Tax Policy Players
THE INSIDE PLAYERS
Taxes may be one of the few certainties in life, but here's another: Washington will spend much of President Barack Obama's first term in a fight over whose taxes to cut, whose to raise, and whose to leave alone. Already, a free-for-all is brewing over the business and individual tax cuts he has proposed as part of his stimulus package. That's just a start. By 2010, the Bush cuts on income and estate taxes, as well as capital gains and dividends, will all expire. In theory, that would send rates back up to levels of a decade ago, but everyone knows it won't happen. Instead, the Administration and its congressional allies will have to figure out how to raise enough revenues to keep the government going while rejiggering the tax burden in a way that does them the least political damage.
That will put the Beltway's budget and tax masters in the spotlight. Watch for Peter R. Orszag to play a key role from atop the Office of Management & Budget. An economic adviser to Bill Clinton and most recently head of the Congressional Budget Office, he's so efficient he exercises by running to work. He's expert on the fiscal woes of the health-care system, which he calls the most pressing budget issue. As for Social Security, he has said a fix is doable "only through politically painful choices: tax increases and benefit reductions."
If that sounds a bit like the sort of eat-your-peas advice Robert Rubin used to dole out to the Democrats, no small surprise. Orszag and Rubin co-founded the Hamilton Project, a think tank at the Brookings Institution from which key economic advisers are emerging. At the CBO, Orszag will be succeeded by Douglas W. Elmendorf, a former Federal Reserve and Clinton Treasury official who has been churning out policy papers as the most recent head of the Hamilton Project. Hamilton also was once run by Jason Furman, who's now working closely with Lawrence H. Summers—another Hamilton Project bigwig—on stimulus.
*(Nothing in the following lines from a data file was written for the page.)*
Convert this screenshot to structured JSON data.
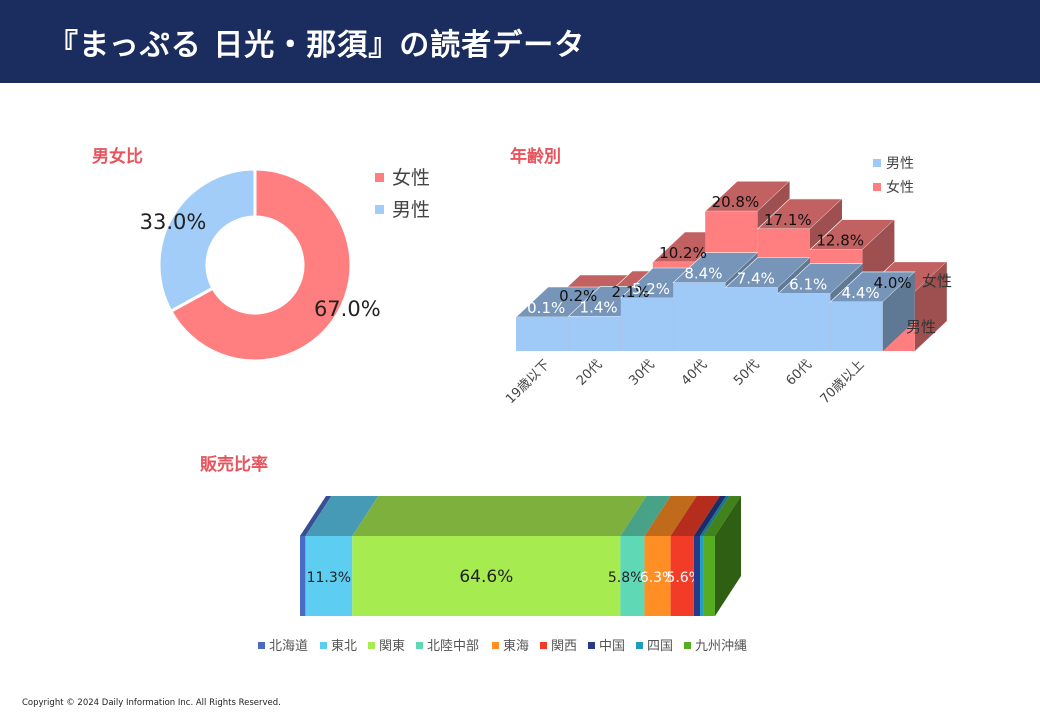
{
  "header": {
    "title": "『まっぷる 日光・那須』の読者データ"
  },
  "footer": {
    "copyright": "Copyright © 2024 Daily Information Inc. All Rights Reserved."
  },
  "colors": {
    "header_bg": "#1b2d5e",
    "accent_title": "#e8535c",
    "female": "#f08080",
    "male": "#9fcaf8"
  },
  "chart_data": [
    {
      "id": "gender",
      "type": "pie",
      "title": "男女比",
      "legend_position": "right",
      "labels": [
        "女性",
        "男性"
      ],
      "values": [
        67.0,
        33.0
      ],
      "value_labels": [
        "67.0%",
        "33.0%"
      ],
      "colors": [
        "#ff7f80",
        "#a3cdf9"
      ]
    },
    {
      "id": "age",
      "type": "bar",
      "title": "年齢別",
      "legend_position": "top-right",
      "categories": [
        "19歳以下",
        "20代",
        "30代",
        "40代",
        "50代",
        "60代",
        "70歳以上"
      ],
      "series": [
        {
          "name": "男性",
          "values": [
            0.1,
            1.4,
            5.2,
            8.4,
            7.4,
            6.1,
            4.4
          ],
          "value_labels": [
            "0.1%",
            "1.4%",
            "5.2%",
            "8.4%",
            "7.4%",
            "6.1%",
            "4.4%"
          ],
          "color": "#9fcaf8"
        },
        {
          "name": "女性",
          "values": [
            0.2,
            2.1,
            10.2,
            20.8,
            17.1,
            12.8,
            4.0
          ],
          "value_labels": [
            "0.2%",
            "2.1%",
            "10.2%",
            "20.8%",
            "17.1%",
            "12.8%",
            "4.0%"
          ],
          "color": "#ff7f80"
        }
      ],
      "depth_labels": [
        "男性",
        "女性"
      ]
    },
    {
      "id": "sales",
      "type": "bar",
      "subtype": "stacked-100",
      "title": "販売比率",
      "legend_position": "bottom",
      "categories": [
        "北海道",
        "東北",
        "関東",
        "北陸中部",
        "東海",
        "関西",
        "中国",
        "四国",
        "九州沖縄"
      ],
      "values": [
        1.3,
        11.3,
        64.6,
        5.8,
        6.3,
        5.6,
        1.5,
        0.8,
        2.8
      ],
      "value_labels": [
        "",
        "11.3%",
        "64.6%",
        "5.8%",
        "6.3%",
        "5.6%",
        "",
        "",
        ""
      ],
      "colors": [
        "#4a6bc4",
        "#5ecdf2",
        "#a6eb50",
        "#5fd8b5",
        "#ff8f24",
        "#f23c28",
        "#253a8a",
        "#1f9cc0",
        "#56ad22"
      ]
    }
  ]
}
In the House, the titan in tax policy is Representative Charles B. Rangel (D-N.Y.), the affable chairman of the tax-writing House Ways & Means Committee. In late 2007, Rangel introduced a tax reform measure written largely by his lead tax staffer, John Buckley—the man who, one analyst says, "will ultimately write the bill to fund the government." In the measure, Rangel proposes dropping corporate rates from 35% to 30% in exchange for an end to loopholes and selective tax breaks. Obama has backed the idea, though never vigorously.
In the Senate, Chairman Max Baucus (D-Mont.) will be a key player, though bigger Democratic majorities may not blunt the influence of Senator Charles Grassley (R-Iowa), the ranking Republican on the Senate Finance Committee. His Tweedledee-Tweedledum working relationship with Baucus borders on power-sharing. Book a meeting with either senator's staff, and you're likely to meet both. Grassley's tax guru, Mark Prater, a laid-back CPA known for his Halloween parties, and Russ Sullivan, his Democratic counterpart, also often consult.
THE OUTSIDE PLAYERS
Where do Apple (AAPL), Ford (F), GE (GE), Kraft (KFT), and the Motion Picture Assn. go when they want help on a taxing matter? Capitol Tax Partners, a firm co-founded by Jon Talisman, whose résumé includes stints as Summers' tax policy adviser and at the Senate Finance Committee. Other key advocates include Nick P. Giordano of lobbyists Washington Council Ernst & Young, and Akin Gump Strauss Hauer & Feld's Donald C. Alexander, a longtime tax lawyer who was IRS commissioner during the 1970s.